Llevar casi diez años
visitando enfermos en todas las plantas de un hospital hace que cambien la
forma de ver dos cosas.
La primera las películas.
En la pantalla los protagonistas se pelean, se dan puñetazos, luchan y después
sacuden el polvo y vuelta a la normalidad. Como mucho el maquillador dibuja una
cicatriz o una magulladura. En la vida real eso no es así. Basta pasarse por
urgencias, en la zona de traumatología, para darse cuenta de que cualquier
caída desde cuatro metros de altura, cualquier agresión violenta, con
frecuencia, provoca daños que requerirá de bastante tiempo para soldarse y cuyas
secuelas no son baladíes. Un puñetazo en el abdomen puede partir el hígado. Un puñetazo
en la cabeza puede dejar permanentemente sin escucha a un oído, hacer perder la
visión de un ojo. Pero en el cine al protagonista le parten sillas en la
cabeza, sale despedido en el aire por una explosión, y se recupera dando a entender
que (como mucho) solo requiere de un poco de descanso en la cama esa noche o un
par de días. Un solo paseo por traumatología, escuchando que les trae por ahí,
basta para comprobar que los huesos tienen la dureza de la madera, eso es todo.
La otra cosa que cambia
la mentalidad de los sanitarios es que cuando hablamos de guerras, como la de
Ucrania, no podemos dejar de pensar en la factura de pacientes que esos
bombardeos y disparos provocan. Resulta facilísimo imaginar las urgencias de un
hospital donde llegan los huesos rotos por derrumbes de edificios, las
quemaduras por las bombas, las penetraciones de la metralla.
Los niños pequeños que van
a un lugar a celebrar un cumpleaños piden platos sin pensar en la factura. El padre
sí que cuantifica todo de forma realista. Los gobernantes amenazan con la
guerra, pero después ellos no van a estar allí viendo cómo evoluciona un
vientre suturado que se ha infectado, o una mujer anciana a la que se le partieron
tres costillas.
Para un médico, para una
enfermera, para una auxiliar la guerra pasa a tener una dimensión muy distinta
de la de los grandes óleos de batallas heroicas. Detrás del lienzo épico —las batallas
quedan geniales sobre un cuadro grande— hay otras escenas que no aparecen. Hay otra
batalla que la libran las enfermeras que limpian una gran cicatriz que supura
dos semanas después de la operación quirúrgica, o que la libra el que tiene la
cabeza inmovilizada en un gran armatoste que fija de forma absoluta el cuello
hasta que suelden los huesos.
La guerra es lo más
asqueroso que pueden hacer los seres humanos.
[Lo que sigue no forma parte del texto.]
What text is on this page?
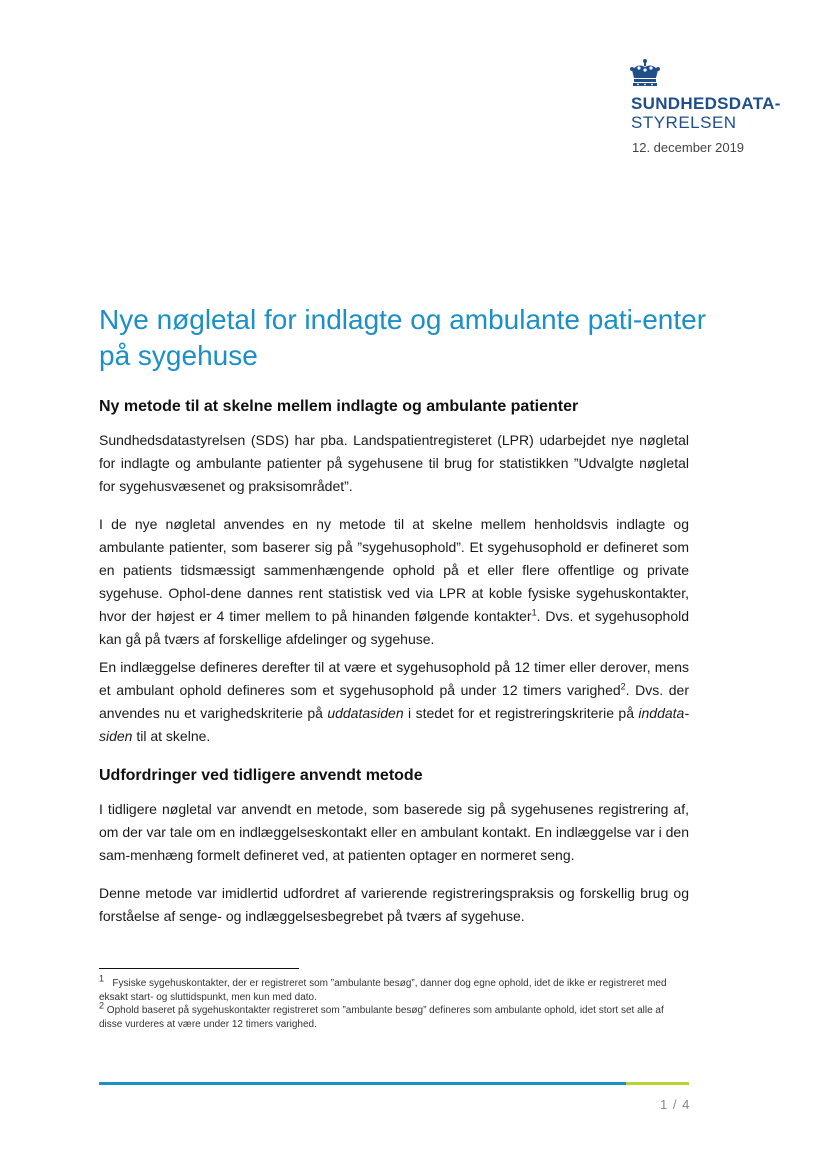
SUNDHEDSDATA-
STYRELSEN
12. december 2019
Nye nøgletal for indlagte og ambulante pati-enter på sygehuse
Ny metode til at skelne mellem indlagte og ambulante patienter

Sundhedsdatastyrelsen (SDS) har pba. Landspatientregisteret (LPR) udarbejdet nye nøgletal for indlagte og ambulante patienter på sygehusene til brug for statistikken ”Udvalgte nøgletal for sygehusvæsenet og praksisområdet”.

I de nye nøgletal anvendes en ny metode til at skelne mellem henholdsvis indlagte og ambulante patienter, som baserer sig på ”sygehusophold”. Et sygehusophold er defineret som en patients tidsmæssigt sammenhængende ophold på et eller flere offentlige og private sygehuse. Ophol-dene dannes rent statistisk ved via LPR at koble fysiske sygehuskontakter, hvor der højest er 4 timer mellem to på hinanden følgende kontakter$^1$. Dvs. et sygehusophold kan gå på tværs af forskellige afdelinger og sygehuse.

En indlæggelse defineres derefter til at være et sygehusophold på 12 timer eller derover, mens et ambulant ophold defineres som et sygehusophold på under 12 timers varighed$^2$. Dvs. der anvendes nu et varighedskriterie på uddatasiden i stedet for et registreringskriterie på inddata-siden til at skelne.

Udfordringer ved tidligere anvendt metode

I tidligere nøgletal var anvendt en metode, som baserede sig på sygehusenes registrering af, om der var tale om en indlæggelseskontakt eller en ambulant kontakt. En indlæggelse var i den sam-menhæng formelt defineret ved, at patienten optager en normeret seng.

Denne metode var imidlertid udfordret af varierende registreringspraksis og forskellig brug og forståelse af senge- og indlæggelsesbegrebet på tværs af sygehuse.

$^1$ Fysiske sygehuskontakter, der er registreret som ”ambulante besøg”, danner dog egne ophold, idet de ikke er registreret med eksakt start- og sluttidspunkt, men kun med dato.

$^2$ Ophold baseret på sygehuskontakter registreret som ”ambulante besøg” defineres som ambulante ophold, idet stort set alle af disse vurderes at være under 12 timers varighed.

1 / 4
Ay del gobernante que fríamente
decide provocar esa cosecha de dolor, enfermedad y muerte. Reconozco que cada
vez que veo a Putin siento asco: asco por la repugnancia de sus actos. No
siento nada de odio, ni lo más mínimo, solo asco.
Y desprecio por todos los
monitos que se mueven con miedo a su alrededor diciendo a todo que sí. Labrov,
su ministro de exteriores, me provoca un especial desprecio. El mismo que me
provocaría un lugarteniente de un mafioso.